Let us implement just enough code to meet these requirements, to pass these tests:
CREATE FUNCTION dbo.BusinessDaysBetweenEndsOfDays
(
@DateFrom DATE ,
@DateTo DATE
)
RETURNS TABLE
AS RETURN
( SELECT COUNT(*) AS NumDays
FROM dbo.Calendar
WHERE [Date] > @DateFrom
AND [Date] <= @DateTo
AND IsBusinessDate = 'Y'
)
This code passes our tests, but we have more requirements. As in the previous section, we may need to address the case when the calendar table does not store all the days between DateFrom and DateTo. Of course, we might choose to not handle this case, just like we did in the very end of the previous section. However, let us suppose that we have decided to address this case.

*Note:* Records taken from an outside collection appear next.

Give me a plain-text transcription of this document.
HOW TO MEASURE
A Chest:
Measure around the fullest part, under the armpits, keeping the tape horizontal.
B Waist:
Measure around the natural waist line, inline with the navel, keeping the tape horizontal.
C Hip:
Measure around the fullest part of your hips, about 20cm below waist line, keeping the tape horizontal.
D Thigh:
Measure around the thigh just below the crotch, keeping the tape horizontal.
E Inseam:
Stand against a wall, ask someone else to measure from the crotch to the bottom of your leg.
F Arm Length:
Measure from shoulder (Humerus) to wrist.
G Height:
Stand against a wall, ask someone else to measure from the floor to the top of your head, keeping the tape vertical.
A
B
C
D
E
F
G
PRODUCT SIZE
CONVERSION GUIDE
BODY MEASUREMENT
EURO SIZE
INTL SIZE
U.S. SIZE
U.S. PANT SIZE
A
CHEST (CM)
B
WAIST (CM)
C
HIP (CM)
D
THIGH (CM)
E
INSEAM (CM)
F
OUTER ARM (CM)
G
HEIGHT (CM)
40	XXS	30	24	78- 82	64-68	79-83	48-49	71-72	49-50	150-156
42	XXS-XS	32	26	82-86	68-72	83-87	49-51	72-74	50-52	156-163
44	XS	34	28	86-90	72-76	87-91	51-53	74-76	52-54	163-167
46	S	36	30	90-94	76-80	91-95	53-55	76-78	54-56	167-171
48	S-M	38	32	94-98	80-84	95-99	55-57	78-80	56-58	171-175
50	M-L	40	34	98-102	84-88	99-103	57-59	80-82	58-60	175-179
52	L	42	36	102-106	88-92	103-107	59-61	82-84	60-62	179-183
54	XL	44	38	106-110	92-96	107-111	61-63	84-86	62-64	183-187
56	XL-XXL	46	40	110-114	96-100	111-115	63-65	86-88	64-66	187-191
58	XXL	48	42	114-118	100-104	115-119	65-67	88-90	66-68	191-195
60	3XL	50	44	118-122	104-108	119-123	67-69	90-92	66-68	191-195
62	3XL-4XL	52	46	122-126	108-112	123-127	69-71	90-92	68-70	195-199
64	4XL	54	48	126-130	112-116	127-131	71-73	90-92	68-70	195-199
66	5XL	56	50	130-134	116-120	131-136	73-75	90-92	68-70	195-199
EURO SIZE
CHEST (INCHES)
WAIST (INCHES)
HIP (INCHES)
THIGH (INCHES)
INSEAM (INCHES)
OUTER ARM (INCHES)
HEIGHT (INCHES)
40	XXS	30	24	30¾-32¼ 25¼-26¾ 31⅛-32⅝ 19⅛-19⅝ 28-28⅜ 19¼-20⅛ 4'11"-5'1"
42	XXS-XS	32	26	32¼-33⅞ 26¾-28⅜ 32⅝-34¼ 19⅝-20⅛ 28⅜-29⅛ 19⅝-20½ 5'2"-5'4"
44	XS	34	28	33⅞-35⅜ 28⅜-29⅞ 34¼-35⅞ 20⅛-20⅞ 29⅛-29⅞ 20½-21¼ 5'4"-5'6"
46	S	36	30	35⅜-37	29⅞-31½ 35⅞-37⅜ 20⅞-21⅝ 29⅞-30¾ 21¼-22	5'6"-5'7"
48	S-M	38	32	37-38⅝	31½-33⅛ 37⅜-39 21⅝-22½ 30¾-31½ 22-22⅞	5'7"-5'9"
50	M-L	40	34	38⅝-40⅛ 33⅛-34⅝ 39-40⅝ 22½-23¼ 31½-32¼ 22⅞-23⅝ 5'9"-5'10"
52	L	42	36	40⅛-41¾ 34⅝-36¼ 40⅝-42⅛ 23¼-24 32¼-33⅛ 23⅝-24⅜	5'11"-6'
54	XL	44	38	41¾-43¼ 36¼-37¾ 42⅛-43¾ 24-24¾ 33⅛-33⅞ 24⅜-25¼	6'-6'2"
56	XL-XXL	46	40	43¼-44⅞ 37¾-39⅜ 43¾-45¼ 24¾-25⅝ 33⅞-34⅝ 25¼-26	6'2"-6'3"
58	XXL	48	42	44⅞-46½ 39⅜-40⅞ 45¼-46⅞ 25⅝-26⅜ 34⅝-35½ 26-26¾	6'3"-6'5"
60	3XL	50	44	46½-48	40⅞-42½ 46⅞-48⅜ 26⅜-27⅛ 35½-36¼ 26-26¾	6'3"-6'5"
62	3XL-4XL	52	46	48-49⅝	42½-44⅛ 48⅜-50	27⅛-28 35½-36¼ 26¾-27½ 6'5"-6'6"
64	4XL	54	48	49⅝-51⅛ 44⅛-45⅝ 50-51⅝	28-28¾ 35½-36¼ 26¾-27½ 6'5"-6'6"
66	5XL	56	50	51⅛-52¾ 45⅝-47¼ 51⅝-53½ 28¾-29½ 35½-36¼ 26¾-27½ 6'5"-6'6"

Before adding more tests, and before altering the function to pass them, let me explain why we don't lay out all the tests at once, and why we don't develop all the code at once. In my experience, we are more efficient when we develop code in reasonalbly small increments. If we are trying to implement all the requirements at once, we usually spend more time on development. This is especially true when we have a lot of distractions and need to multitask - in such cases we want to complete a step between distractions and context switching.
Of course, for developers with different skill levels and different experience with the subject area the optimal step size may be very different. So, if these steps are too small for you, just take bigger ones.
Getting back to development, the following tests all expect NULL, because one or both ends of the range are beyond the range of known dates, and these tests do not pass yet:
-- NULL if at least one parameter does not have a row in Calendar table
SELECT NULL AS Expected ,
NumDays
FROM dbo.BusinessDaysBetweenEndsOfDays('20010827', '20100817') SELECT NULL AS Expected ,
NumDays
FROM dbo.BusinessDaysBetweenEndsOfDays('20100827', '20990817') SELECT NULL AS Expected ,
NumDays
FROM dbo.BusinessDaysBetweenEndsOfDays('20010827', '20990817')
Modifying the function to pass these tests is easy:
ALTER FUNCTION dbo.BusinessDaysBetweenEndsOfDays
(
@DateFrom DATE ,
@DateTo DATE
)
RETURNS TABLE
AS RETURN
( SELECT CASE WHEN EXISTS ( SELECT *
FROM dbo.Calendar
WHERE [Date] = @DateFrom )
AND EXISTS ( SELECT *
FROM dbo.Calendar
WHERE [Date] = @DateTo )
THEN COUNT(*)
END AS NumDays
FROM dbo.Calendar
WHERE [Date] > @DateFrom
AND [Date] <= @DateTo
AND IsBusinessDate = 'Y'
)
So far so good, but what shall we do if DateTo is earlier than DateFrom? The current version of the function returns either null or a positive number. If the requirements are to return negative number in such cases, we would need one more iteration of adding one more test and altering the function to pass it.
What can go wrong with our solution?
As careful and experienced developers, we must not rush to deploy as soon as all our tests have passed. We need to think of cases of unintended use; we need to spend some time trying to break our own solutions. In this case, breaking our solution is very easy. All our code assumes that our calendar table stores dates without gaps. If someone occasionally deletes rows from the middle of the range of the calendar table, we shall start getting incorrect results.
Can we make sure that our calendar table has no gaps? Definitely: a couple of computed columns and constraint should take care of that. This is doable, not too complex, and we shall discuss it in some later article.
Do we really have to do that? It depends. If we are developing a solution that is going to last, then in the long run it is usually easier to provide a foolproof solution from the very beginning than to go through an expensive cycle of troubleshooting, fixing, testing, and redeploying.